Ölverseuchte Erde Ein Leck in einer Rohrleitung in 200 Meter Tiefe hat in Westfalen zu einer Ölkatastrophe geführt – und Fragen nach der Sicherheit von technischen Verfahren unter Tage aufgeworfen. Auch das umstrittene Fracking steht im Fokus.
Öldurchtränkte Felder: 17 000 Tonnen verseuchter Erde mussten im westfälischen Epe abgetragen und entsorgt werden. Das Gebiet ist seit April abgesperrt.
Foto: Caroline Seidel/dpa | Öldurchtränkte Felder: 17 000 Tonnen verseuchter Erde mussten im westfälischen Epe abgetragen und entsorgt werden. Das Gebiet ist seit April abgesperrt.
Melanie Jäger
Melanie Jäger
 |  aktualisiert: 11.11.2015 13:02 Uhr

Bei dem schweren Ölunfall in einer Kaverne im Münsterland im April dieses Jahres (wir berichteten) mussten in einem Naturschutzgebiet über 6282 Kubikmeter Öl-Wassergemisch abgesaugt und mehr als 17 000 Tonnen verseuchter Erde abgetragen werden. Nun ist bundesweit eine Diskussion über die Sicherheit von unterirdischen Speicherplätzen entbrannt.

Kavernen sind Hohlräume von teils gigantischem Ausmaß, die bei der Förderung von Salz entstehen. Weil Salzstöcke auch für die Lagerung von Atommüll genutzt werden – und seit geraumer Zeit über ein entsprechendes Endlager für hoch radioaktiven Atommüll in Deutschland debattiert wird – ist die Umweltkatastrophe in Gronau-Epe auch Thema im Umweltausschuss des Bundesrates. Wie sicher sind diese unterirdischen Salzstocklager?

Wie die zuständige Bezirksregierung Arnsberg auf Anfrage mitteilte, werden in der Speicheranlage Gronau-Epe nicht nur Gas, sondern auch insgesamt 1,4 Millionen Kubikmeter Rohöl in einer Tiefe von 1100 bis 1500 Metern eingelagert. Sie sind Teil der nationalen Energiereserve Deutschlands. Dazu gehören neben Rohöl auch Benzin, Dieselkraftstoff und Kerosin. Der Erdölbevorratungsverband hat seit 1978 den gesetzlichen Auftrag, die Versorgung Deutschlands mit Erdöl im Notfall für 90 Tage zu gewährleisten.

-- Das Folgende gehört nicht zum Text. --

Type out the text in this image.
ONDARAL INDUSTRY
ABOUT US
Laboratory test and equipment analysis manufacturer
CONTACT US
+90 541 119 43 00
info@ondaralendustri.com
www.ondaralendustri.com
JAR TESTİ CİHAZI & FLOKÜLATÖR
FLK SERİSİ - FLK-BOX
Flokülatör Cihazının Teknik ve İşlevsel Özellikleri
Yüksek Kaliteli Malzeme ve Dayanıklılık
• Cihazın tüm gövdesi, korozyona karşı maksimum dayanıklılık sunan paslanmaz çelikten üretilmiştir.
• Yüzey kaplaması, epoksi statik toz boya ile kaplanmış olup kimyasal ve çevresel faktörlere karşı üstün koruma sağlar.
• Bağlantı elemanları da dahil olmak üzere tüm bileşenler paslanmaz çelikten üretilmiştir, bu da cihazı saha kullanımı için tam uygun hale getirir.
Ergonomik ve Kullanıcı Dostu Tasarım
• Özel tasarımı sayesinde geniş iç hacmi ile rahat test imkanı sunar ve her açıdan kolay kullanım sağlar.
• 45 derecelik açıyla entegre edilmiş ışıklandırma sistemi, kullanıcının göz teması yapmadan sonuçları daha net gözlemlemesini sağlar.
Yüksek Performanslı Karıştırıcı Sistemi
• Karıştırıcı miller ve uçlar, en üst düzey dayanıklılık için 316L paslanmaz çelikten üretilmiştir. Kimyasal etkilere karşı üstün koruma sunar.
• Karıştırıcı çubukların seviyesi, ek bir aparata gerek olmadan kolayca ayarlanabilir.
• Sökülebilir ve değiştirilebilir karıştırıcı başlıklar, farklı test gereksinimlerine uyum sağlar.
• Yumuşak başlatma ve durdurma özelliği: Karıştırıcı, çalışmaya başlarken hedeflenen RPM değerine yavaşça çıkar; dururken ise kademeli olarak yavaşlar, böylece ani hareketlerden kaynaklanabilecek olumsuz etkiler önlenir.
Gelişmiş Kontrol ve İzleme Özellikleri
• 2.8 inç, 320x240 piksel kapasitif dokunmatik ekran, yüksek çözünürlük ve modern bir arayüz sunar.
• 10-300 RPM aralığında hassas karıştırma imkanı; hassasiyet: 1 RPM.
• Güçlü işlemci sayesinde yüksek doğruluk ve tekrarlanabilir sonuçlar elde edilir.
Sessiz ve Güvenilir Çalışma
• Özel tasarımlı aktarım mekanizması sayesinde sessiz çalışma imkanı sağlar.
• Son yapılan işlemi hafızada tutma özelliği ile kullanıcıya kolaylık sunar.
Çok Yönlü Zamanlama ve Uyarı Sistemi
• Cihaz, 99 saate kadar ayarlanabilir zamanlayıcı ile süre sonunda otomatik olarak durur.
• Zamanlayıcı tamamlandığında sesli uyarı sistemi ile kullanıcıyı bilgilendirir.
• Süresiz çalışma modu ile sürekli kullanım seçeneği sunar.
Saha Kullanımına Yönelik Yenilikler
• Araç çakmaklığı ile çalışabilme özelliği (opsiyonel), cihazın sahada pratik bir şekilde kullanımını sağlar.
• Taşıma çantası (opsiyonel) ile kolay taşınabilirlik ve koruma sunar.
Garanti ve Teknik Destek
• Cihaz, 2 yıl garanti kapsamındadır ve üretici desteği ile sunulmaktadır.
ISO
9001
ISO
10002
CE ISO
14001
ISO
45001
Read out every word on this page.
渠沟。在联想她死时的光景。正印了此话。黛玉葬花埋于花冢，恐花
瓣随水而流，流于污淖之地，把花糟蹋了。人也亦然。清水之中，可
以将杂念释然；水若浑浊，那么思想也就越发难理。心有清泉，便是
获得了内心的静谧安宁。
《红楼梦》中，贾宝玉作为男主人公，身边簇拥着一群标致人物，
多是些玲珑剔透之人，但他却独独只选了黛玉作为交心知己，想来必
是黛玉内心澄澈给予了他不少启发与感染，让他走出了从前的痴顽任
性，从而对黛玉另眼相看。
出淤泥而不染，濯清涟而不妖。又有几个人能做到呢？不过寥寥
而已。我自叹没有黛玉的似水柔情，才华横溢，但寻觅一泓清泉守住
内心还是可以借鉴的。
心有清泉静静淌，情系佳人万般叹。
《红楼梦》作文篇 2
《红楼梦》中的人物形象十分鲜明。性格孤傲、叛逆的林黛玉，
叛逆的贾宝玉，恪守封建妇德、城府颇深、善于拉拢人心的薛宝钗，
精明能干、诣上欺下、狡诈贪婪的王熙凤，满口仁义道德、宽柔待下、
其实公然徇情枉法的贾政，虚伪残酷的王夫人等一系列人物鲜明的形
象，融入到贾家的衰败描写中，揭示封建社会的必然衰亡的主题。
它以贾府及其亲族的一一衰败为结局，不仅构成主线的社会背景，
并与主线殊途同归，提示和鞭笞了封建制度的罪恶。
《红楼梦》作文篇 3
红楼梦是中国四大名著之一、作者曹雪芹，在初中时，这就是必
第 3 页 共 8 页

Kavernen sind, anders als Salzbergwerke, nicht von Stollen durchzogen, sondern stehen als zylinderförmige Hohlkörper fest im Salz. Zu den Mietern der Gas- und Erdölspeicher im Eper Naturschutzgebiet Amtsvenn-Hündfelder Moor gehören die Energiekonzerne E.ON Ruhrgas, RWE und Trianel, sowie der Mineralölkonzern BP. Zu den schätzungsweise 21 Milliarden Kubikmeter Gas, die in Deutschland von verschiedenen Betreiberfirmen gespeichert werden, sollen in nächster Zeit weitere elf Milliarden Kubikmeter dazukommen.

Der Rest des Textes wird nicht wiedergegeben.